December 27, 2017
After a steep drop in all the exit indices in 2016, compared with 2015, high-tech exits recovered strongly in 2017. A report by the PriceWaterhouseCoopers (PwC) Israel accounting firm stated that Israeli high-tech exits totaled $7.44 billion in 2017, 110% more than the $3.5 billion in exits in 2016.
The figures exclude the acquisitions of Mobileye and NeuroDerm, which would have increased the value of exits in 2017 to $23.8 billion.

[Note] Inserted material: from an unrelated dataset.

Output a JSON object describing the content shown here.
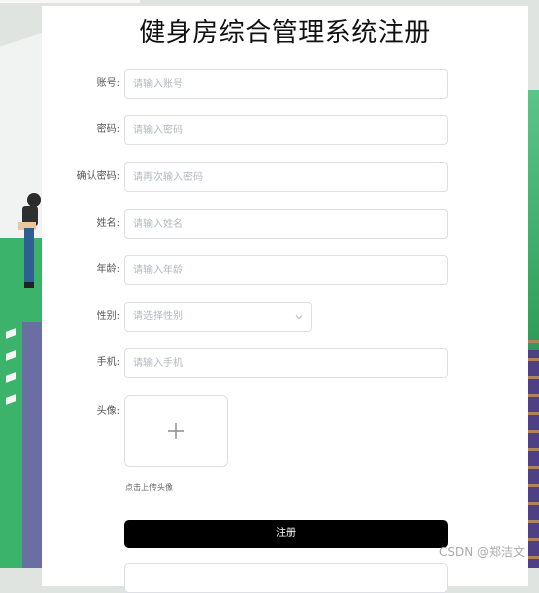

These two acquisitions were already reported as exits in 2014, when the companies held their IPOs. The report also excluded exits of less than $5 million. 48% of the volume of exits in the report was in computing and software for corporations, including cyber technologies. Life sciences companies accounted for 23% of the volume of exits, Internet companies 12%, and communications companies 9%. Exits as a whole averaged $106 million.
The number and value of IPOs also recovered in 2017. 11 Israeli high-tech companies held IPOs on various stock exchanges in Israel, the US, Sweden, the UK, and Australia, raising an aggregate $414 million at an aggregate company value of $1.5 billion, a substantial increase over 2016, when only two companies held IPOs, raising $44 million. In 2015, on the other hand, there were eight IPOS in which a total of $3.5 billion was raised.